La clôture de la mise en état a été ordonnée le 13 mars 2023 et l'audience de plaidoiries fixée le 28 mars 2023 à 14 heures.



La cour, pour un plus ample exposé des faits, de la procédure, des demandes et moyens des parties, fera expressément référence au jugement entrepris ainsi qu'aux dernières conclusions déposées.




MOTIFS DE LA DECISION



Sur l'effet dévolutif :



Aux termes des dispositions de l'article 562 du Code de procédure civile, l'appel défère à la cour la connaissance des chefs de jugement qu'il critique expressément et de ceux qui en dépendent.
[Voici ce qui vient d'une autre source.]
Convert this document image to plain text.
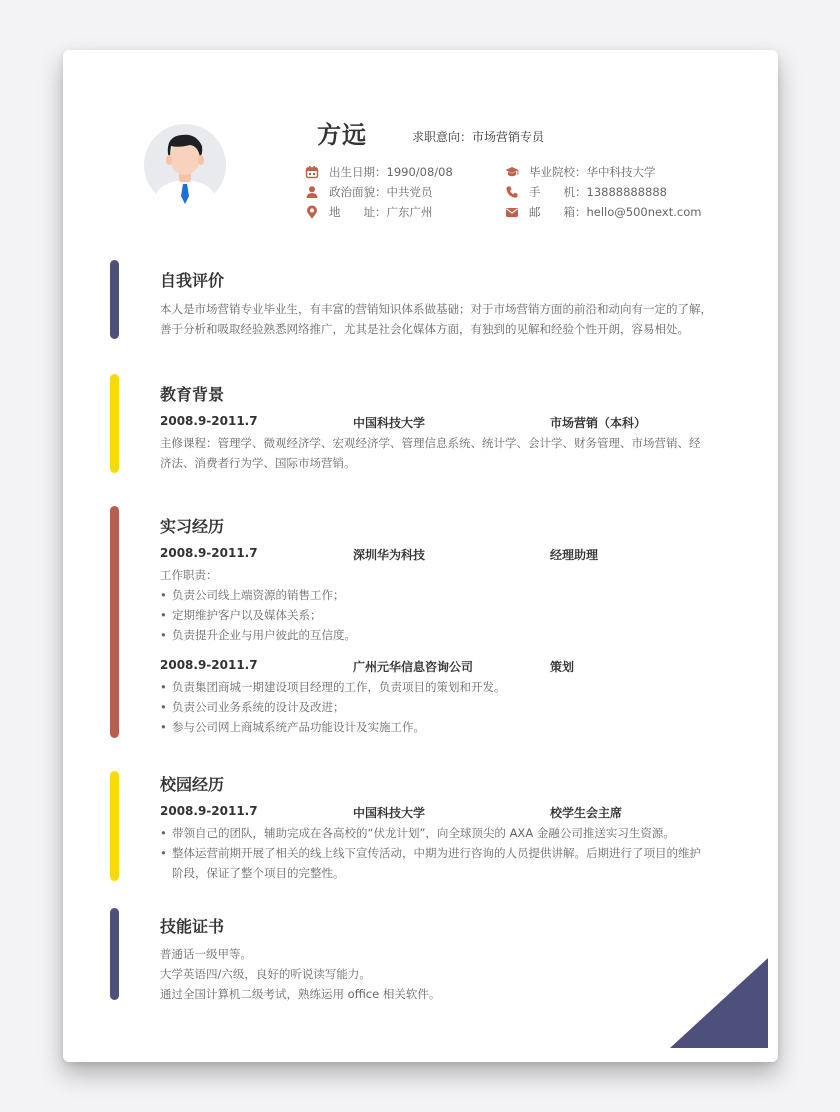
方远	求职意向：市场营销专员
出生日期：1990/08/08
政治面貌：中共党员
地　　址：广东广州
毕业院校：华中科技大学
手　　机：13888888888
邮　　箱：hello@500next.com
自我评价
本人是市场营销专业毕业生，有丰富的营销知识体系做基础；对于市场营销方面的前沿和动向有一定的了解，
善于分析和吸取经验熟悉网络推广，尤其是社会化媒体方面，有独到的见解和经验个性开朗，容易相处。
教育背景
2008.9-2011.7	中国科技大学	市场营销（本科）
主修课程：管理学、微观经济学、宏观经济学、管理信息系统、统计学、会计学、财务管理、市场营销、经
济法、消费者行为学、国际市场营销。
实习经历
2008.9-2011.7	深圳华为科技	经理助理
工作职责：
• 负责公司线上端资源的销售工作；
• 定期维护客户以及媒体关系；
• 负责提升企业与用户彼此的互信度。
2008.9-2011.7	广州元华信息咨询公司	策划
• 负责集团商城一期建设项目经理的工作，负责项目的策划和开发。
• 负责公司业务系统的设计及改进；
• 参与公司网上商城系统产品功能设计及实施工作。
校园经历
2008.9-2011.7	中国科技大学	校学生会主席
• 带领自己的团队，辅助完成在各高校的“伏龙计划”，向全球顶尖的 AXA 金融公司推送实习生资源。
• 整体运营前期开展了相关的线上线下宣传活动，中期为进行咨询的人员提供讲解。后期进行了项目的维护
阶段，保证了整个项目的完整性。
技能证书
普通话一级甲等。
大学英语四/六级，良好的听说读写能力。
通过全国计算机二级考试，熟练运用 office 相关软件。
La cour n'est donc saisie que par les chefs critiqués dans l'acte d'appel ou par voie d'appel incident.



En l'espèce aucun appel n'a été relevé concernant le partage de la succession de [F] [P], la désignation pour y procéder de Maître [X], sous la surveillance du juge coordonnateur du service des affaires familiales du tribunal judiciaire de Toulouse, le rejet de la demande de [G] [P] relative à la donation de fruits et le fait de ne dire y avoir lieu à donner mission au notaire de chiffrer la créance résultant de l'occupation des biens immobiliers du défunt avant son décès.



Il n'y a pas lieu en conséquence de confirmer le jugement de ces chefs, non attaqués de quiconque, comme demandé par l'intimé.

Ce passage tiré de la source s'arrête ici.